À l'issu d'un conseil des ministres, le mercredi 1 juin 2022, une commission de neuf (9) membres a été créée en vue d’analyser le nouveau Code pénal haïtien, dont la date pour son entrée en vigueur est prévue le 24 juin prochain. René Magloire, Gélin Collot et Jean Joseph Exumé figurent, entre autres, parmi les membres de cette commission d'analyse.
Une commission de 9 membres a été créée en vue d'analyser de près le code pénal, texte de loi haïtienne, dont l'entrée en vigueur est prévue pour le 24 juin 2022. De différentes prises de position suscitées tant dans la presse que sur les réseaux sociaux, l'incompréhension de certains secteurs sociaux intéressés, malgré leur expertise dans les méthodes et les techniques d’interprétation des lois pénales et civiles, de nombreuses critiques et débats houleux ont fait l'objet de discussions de l'abrogation du nouveau Code Pénal.
Ce comité a été créé, quelques semaines après que le Sénat de la République avait attiré l'attention du conseil des ministres le 16 mai 2022, sur la mise en application du code pénal haïtien en ce mois-ci, soit le 24 juin prochain.
« Le Ministère de la justice doit s'imprégner du document afin de rendre la justice plus confortable dans l'exécution de sa tâche, selon la recommandation du sénat », a rappelé le Sénat.
Notons que pour le décret portant sur l'abrogation de ce code étant publié le 24 juin 2020, le gouvernement avait disposé de 24 mois pour entreprendre toute une série d’actions et mettre en branle une série de réformes dans le système judiciaire en vue de permettre l’application effective des dispositions de ce texte.
Maîtres Jean Joseph Exumé, Sibylle Théard Mevs, René Magloire, Jean Vandal, Williams Allonce, Florence Mathieu et Edwin Coq sont, entre autres, les principaux auteurs du nouveau code pénal qui apportent des précisions sur le contexte qui a donné naissance au code et sur le texte lui-même.
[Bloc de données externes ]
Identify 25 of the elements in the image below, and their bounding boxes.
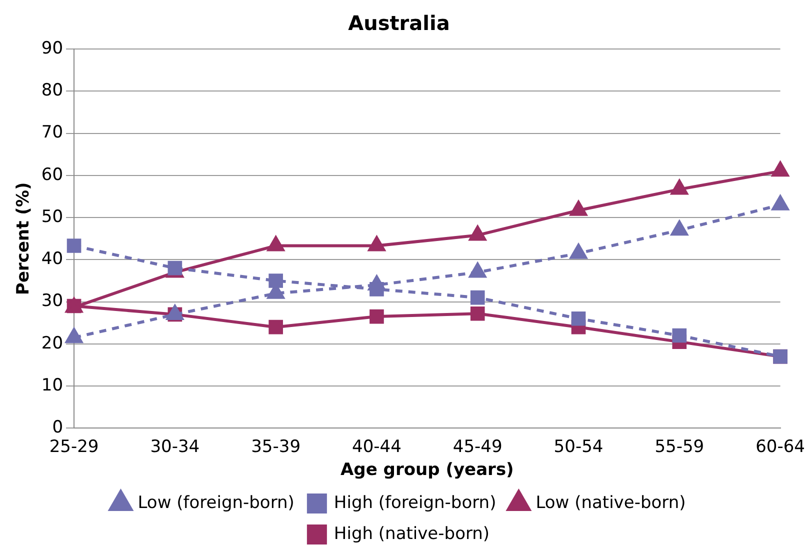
x-tick-label: 55-59: [654, 436, 704, 457]
y-tick-label: 30: [41, 291, 64, 312]
legend-label: Low (foreign-born): [138, 492, 294, 513]
x-tick-label: 40-44: [352, 436, 402, 457]
x-tick-label: 35-39: [251, 436, 301, 457]
y-tick-label: 80: [41, 80, 64, 101]
x-tick-label: 45-49: [452, 436, 502, 457]
y-tick-label: 90: [41, 38, 64, 58]
chart-title: Australia: [348, 11, 450, 36]
y-tick-label: 10: [41, 375, 64, 396]
x-tick-label: 25-29: [49, 436, 99, 457]
x-tick-label: 50-54: [554, 436, 604, 457]
y-axis-title: Percent (%): [14, 182, 34, 295]
x-tick-label: 60-64: [756, 436, 806, 457]
legend-label: High (foreign-born): [334, 492, 496, 513]
y-tick-label: 60: [41, 164, 64, 185]
y-tick-label: 50: [41, 206, 64, 227]
y-tick-label: 40: [41, 249, 64, 270]
x-tick-label: 30-34: [150, 436, 200, 457]
y-tick-label: 0: [52, 418, 64, 438]
x-axis-title: Age group (years): [340, 460, 514, 480]
y-tick-label: 20: [41, 333, 64, 354]
legend-label: High (native-born): [334, 524, 490, 544]
legend-label: Low (native-born): [536, 492, 686, 513]
y-tick-label: 70: [41, 122, 64, 143]
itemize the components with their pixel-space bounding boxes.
Moins de quelques jours avant l'entrée en vigueur du Code pénal et du Code de procédure pénale, aucune des dispositions susmentionnées n'était encore apparue. Le ministère de la Justice, organe chargé de l'application du décret du 11 mars 2020, portant sur la modification de ce document devrait remplir ses principales missions qui lui sont confiées par les articles 1030 et 1031 du Code pénal, selon les dires de certains pénalistes haïtiens.
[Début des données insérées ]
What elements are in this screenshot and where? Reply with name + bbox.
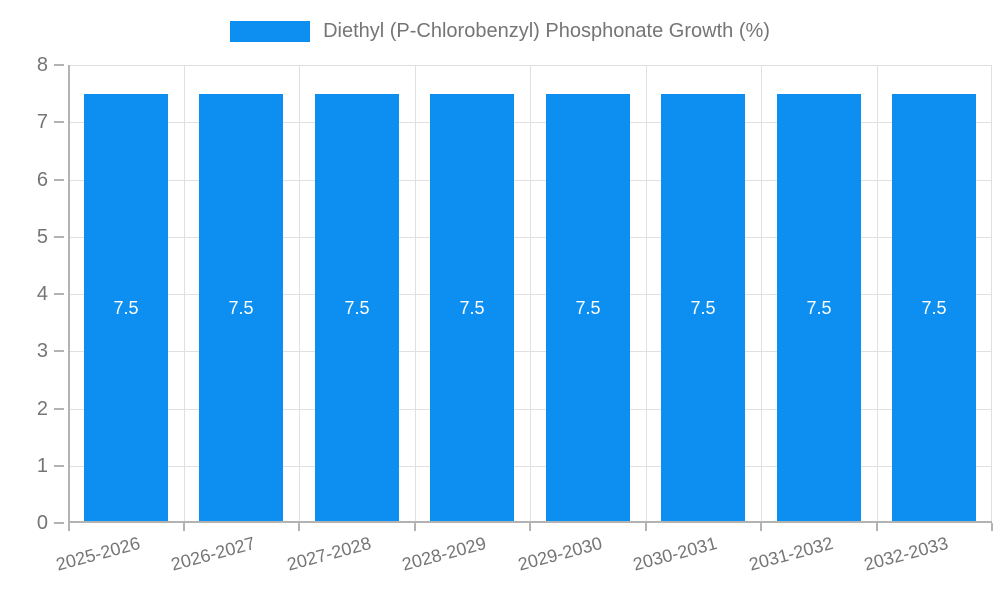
bar-value-label: 7.5 (806, 298, 832, 318)
y-tick-label: 2 (36, 398, 48, 420)
chart-legend: Diethyl (P-Chlorobenzyl) Phosphonate Gro… (0, 20, 1000, 43)
y-tick-mark (54, 121, 64, 123)
x-tick-mark (876, 523, 878, 531)
bar: 7.5 (777, 94, 861, 523)
v-gridline (415, 65, 416, 523)
y-tick-label: 3 (36, 340, 48, 362)
x-tick-mark (760, 523, 762, 531)
v-gridline (877, 65, 878, 523)
bar: 7.5 (315, 94, 399, 523)
y-tick-mark (54, 522, 64, 524)
y-tick-label: 6 (36, 169, 48, 191)
v-gridline (991, 65, 992, 523)
legend-label: Diethyl (P-Chlorobenzyl) Phosphonate Gro… (323, 20, 770, 42)
y-tick-mark (54, 350, 64, 352)
x-tick-mark (991, 523, 993, 531)
y-tick-label: 8 (36, 54, 48, 76)
v-gridline (646, 65, 647, 523)
bar-value-label: 7.5 (690, 298, 716, 318)
legend-color-swatch (230, 21, 311, 42)
x-axis-line (68, 521, 992, 523)
x-tick-mark (414, 523, 416, 531)
bar: 7.5 (892, 94, 976, 523)
y-tick-mark (54, 179, 64, 181)
y-tick-mark (54, 64, 64, 66)
y-tick-mark (54, 293, 64, 295)
bar-value-label: 7.5 (228, 298, 254, 318)
bar-value-label: 7.5 (344, 298, 370, 318)
bar: 7.5 (661, 94, 745, 523)
bar: 7.5 (430, 94, 514, 523)
v-gridline (530, 65, 531, 523)
y-tick-label: 5 (36, 226, 48, 248)
bar-value-label: 7.5 (113, 298, 139, 318)
plot-area: 0 1 2 3 4 5 6 7 8 7.5 7.5 7.5 7.5 7.5 7.5 7.5 7.5 2025-20… (37, 54, 993, 575)
y-tick-mark (54, 465, 64, 467)
y-tick-label: 4 (36, 283, 48, 305)
y-tick-label: 0 (36, 512, 48, 534)
bar-value-label: 7.5 (575, 298, 601, 318)
y-tick-label: 1 (36, 455, 48, 477)
x-tick-mark (298, 523, 300, 531)
y-tick-label: 7 (36, 111, 48, 133)
bar: 7.5 (199, 94, 283, 523)
y-tick-mark (54, 236, 64, 238)
bar-value-label: 7.5 (459, 298, 485, 318)
x-tick-mark (645, 523, 647, 531)
x-tick-mark (68, 523, 70, 531)
x-tick-mark (183, 523, 185, 531)
bar: 7.5 (546, 94, 630, 523)
v-gridline (761, 65, 762, 523)
bar: 7.5 (84, 94, 168, 523)
y-tick-mark (54, 408, 64, 410)
v-gridline (299, 65, 300, 523)
y-axis-line (68, 65, 70, 523)
v-gridline (184, 65, 185, 523)
x-tick-mark (529, 523, 531, 531)
bar-value-label: 7.5 (921, 298, 947, 318)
Pour l'histoire, près de 1 036 articles de ce code pénal abrogera l’actuel code qui a été promulgué le 11 août 1835, exécutoire dès le 1er janvier 1836. Jusque là, le code pénal n'avait subi que quelques modifications portant sur des domaines spécifiques, tels que l'abolition de la peine de mort, la dépénalisation de l'adultère, l'abolition des peines pour la sorcellerie, la modification du régime des agressions sexuelles pour passer du viol simple aux agressions sexuelles, la modification du régime des enlèvements, entre autres.
Il faut dire également que ce nouveau code pénal introduit de nombreux changements dans le corpus juridique, tout en accordant une base légale aux grands principes qui régissent le droit pénal haïtien, tels que le principe de la légalité des délits et des peines, la classification des délits et des peines, l'interprétation de la loi pénale, l’application de la loi pénale dans le temps et dans l'espace.
La généralité est que la loi pénale haïtienne est applicable à toute personne se trouvant sur le territoire national, qui a commis un crime de génocide ou crime contre l’humanité, sans considération du lieu où l’infraction a été commise. Un aspect sur lequel le code actuel était muet et qui découlait plutôt de conventions internationales signées et ratifiées par Haïti.